The noble Baroness, Lady Turner, attributed the underlying problem to the shortage of accommodation, which then means that rents are much higher than one would hope and expect that they should be. It is not the fault of the occupier that they pay a large rent. We say that it is a disgrace that people are paying these enormous rents, but it is not that people wish to pay large sums in rent; that is what the market has determined. It is very different in London, as the noble Baroness pointed out, as it is in so many other places.

I am collecting examples of people who have written to me with their own cases. One after another, they are cases in which any reasonable person would say, “In that particular case, it seems very unfair for people to have to pay a new tax that they didn’t pay before—in that case, I agree that there should not be this tax to be paid”. One such case I can cite comes from the diocese of the right reverend Prelate the Bishop of Norwich.
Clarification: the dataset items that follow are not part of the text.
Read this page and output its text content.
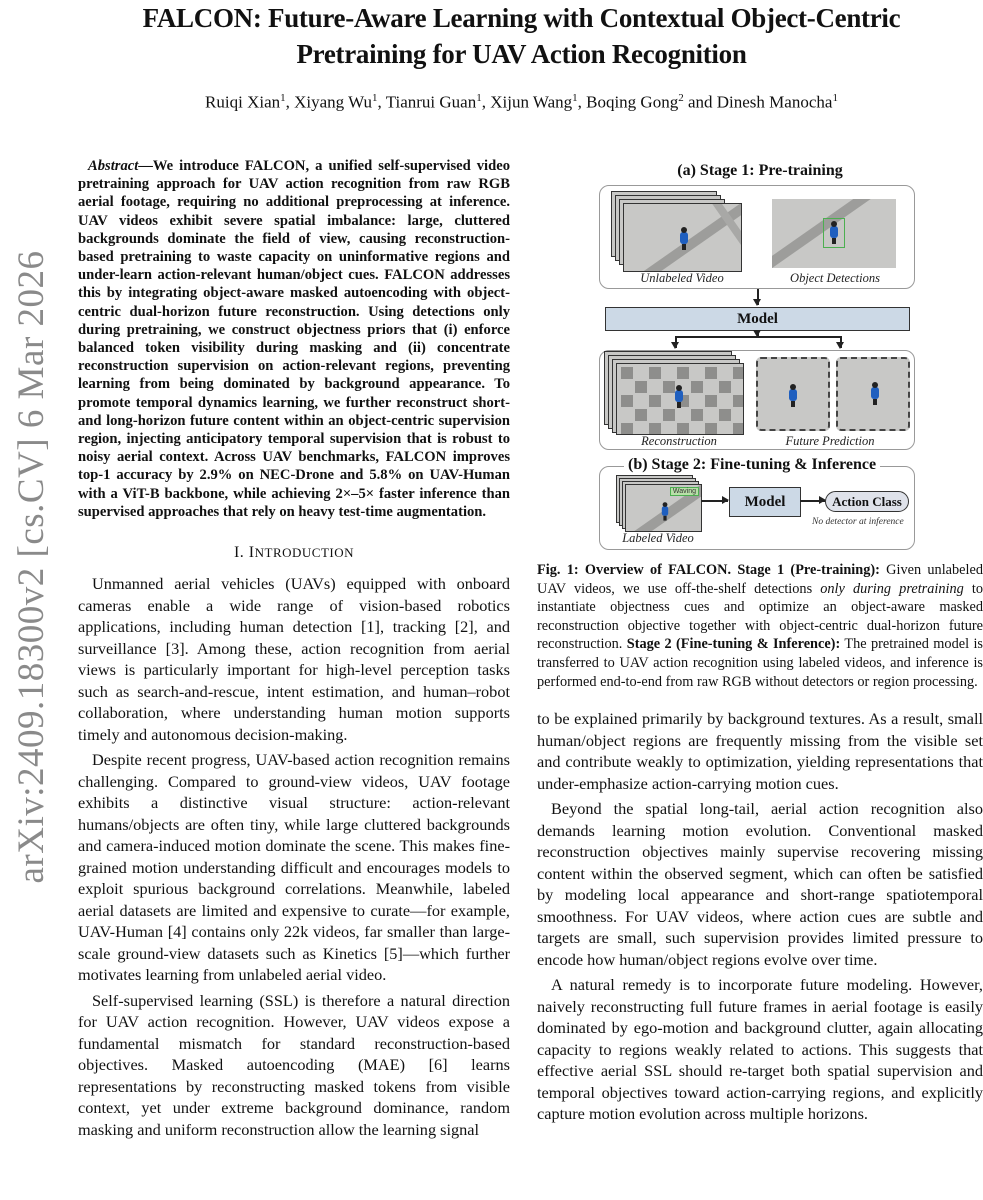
FALCON: Future-Aware Learning with Contextual Object-Centric
Pretraining for UAV Action Recognition
Ruiqi Xian$^1$, Xiyang Wu$^1$, Tianrui Guan$^1$, Xijun Wang$^1$, Boqing Gong$^2$ and Dinesh Manocha$^1$
arXiv:2409.18300v2 [cs.CV] 6 Mar 2026

Abstract—We introduce FALCON, a unified self-supervised video pretraining approach for UAV action recognition from raw RGB aerial footage, requiring no additional preprocessing at inference. UAV videos exhibit severe spatial imbalance: large, cluttered backgrounds dominate the field of view, causing reconstruction-based pretraining to waste capacity on uninformative regions and under-learn action-relevant human/object cues. FALCON addresses this by integrating object-aware masked autoencoding with object-centric dual-horizon future reconstruction. Using detections only during pretraining, we construct objectness priors that (i) enforce balanced token visibility during masking and (ii) concentrate reconstruction supervision on action-relevant regions, preventing learning from being dominated by background appearance. To promote temporal dynamics learning, we further reconstruct short- and long-horizon future content within an object-centric supervision region, injecting anticipatory temporal supervision that is robust to noisy aerial context. Across UAV benchmarks, FALCON improves top-1 accuracy by 2.9% on NEC-Drone and 5.8% on UAV-Human with a ViT-B backbone, while achieving 2×–5× faster inference than supervised approaches that rely on heavy test-time augmentation.

I. INTRODUCTION

Unmanned aerial vehicles (UAVs) equipped with onboard cameras enable a wide range of vision-based robotics applications, including human detection [1], tracking [2], and surveillance [3]. Among these, action recognition from aerial views is particularly important for high-level perception tasks such as search-and-rescue, intent estimation, and human–robot collaboration, where understanding human motion supports timely and autonomous decision-making.

Despite recent progress, UAV-based action recognition remains challenging. Compared to ground-view videos, UAV footage exhibits a distinctive visual structure: action-relevant humans/objects are often tiny, while large cluttered backgrounds and camera-induced motion dominate the scene. This makes fine-grained motion understanding difficult and encourages models to exploit spurious background correlations. Meanwhile, labeled aerial datasets are limited and expensive to curate—for example, UAV-Human [4] contains only 22k videos, far smaller than large-scale ground-view datasets such as Kinetics [5]—which further motivates learning from unlabeled aerial video.

Self-supervised learning (SSL) is therefore a natural direction for UAV action recognition. However, UAV videos expose a fundamental mismatch for standard reconstruction-based objectives. Masked autoencoding (MAE) [6] learns representations by reconstructing masked tokens from visible context, yet under extreme background dominance, random masking and uniform reconstruction allow the learning signal

(a) Stage 1: Pre-training
Unlabeled Video	Object Detections
Model
Reconstruction	Future Prediction
Waving
Labeled Video
Model	Action Class
No detector at inference
(b) Stage 2: Fine-tuning & Inference
Fig. 1: Overview of FALCON. Stage 1 (Pre-training): Given unlabeled UAV videos, we use off-the-shelf detections only during pretraining to instantiate objectness cues and optimize an object-aware masked reconstruction objective together with object-centric dual-horizon future reconstruction. Stage 2 (Fine-tuning & Inference): The pretrained model is transferred to UAV action recognition using labeled videos, and inference is performed end-to-end from raw RGB without detectors or region processing.

to be explained primarily by background textures. As a result, small human/object regions are frequently missing from the visible set and contribute weakly to optimization, yielding representations that under-emphasize action-carrying motion cues.

Beyond the spatial long-tail, aerial action recognition also demands learning motion evolution. Conventional masked reconstruction objectives mainly supervise recovering missing content within the observed segment, which can often be satisfied by modeling local appearance and short-range spatiotemporal smoothness. For UAV videos, where action cues are subtle and targets are small, such supervision provides limited pressure to encode how human/object regions evolve over time.

A natural remedy is to incorporate future modeling. However, naively reconstructing full future frames in aerial footage is easily dominated by ego-motion and background clutter, again allocating capacity to regions weakly related to actions. This suggests that effective aerial SSL should re-target both spatial supervision and temporal objectives toward action-carrying regions, and explicitly capture motion evolution across multiple horizons.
I agreed very much with his words. I apologise to the Minister for repeating the content of an e-mail that I mentioned in Grand Committee, but it is such a typical case. The lady has lived 23 years in her council house and now it contains herself and her husband. It has three bedrooms. They have actually done quite a bit of work to the House; the garden is immaculate—this is their home. But it is a tax, and they will face a bedroom tax of £25 a week unless they can move out. They have been told that there is a place in another Norfolk town. It is 16 miles from where they live, but there will be a place there in due course. It is not available at the moment, but in due course they will be able to get a one-bedroom flat. The absolute last thing that they want to do is to leave the family home where they have been for 23 years, where their children still come back at Christmas and on other occasions, and where she has a base to look after her mother in the village. It will cost the social services an arm and a leg to have to send in carers to look after mum. At the moment she goes in three times a day: once in the morning, briefly at lunchtime, and once in the evening. She will not be there to do that once she has moved away to the town. This is all ridiculous, and anyone would say, “Look, in that case don’t charge them the tax. Leave them where they are”. Anybody can see that that is the sensible thing to do. However, it will be extremely difficult to make those special cases, and to find the resource that will bridge the gap in their rent in those cases.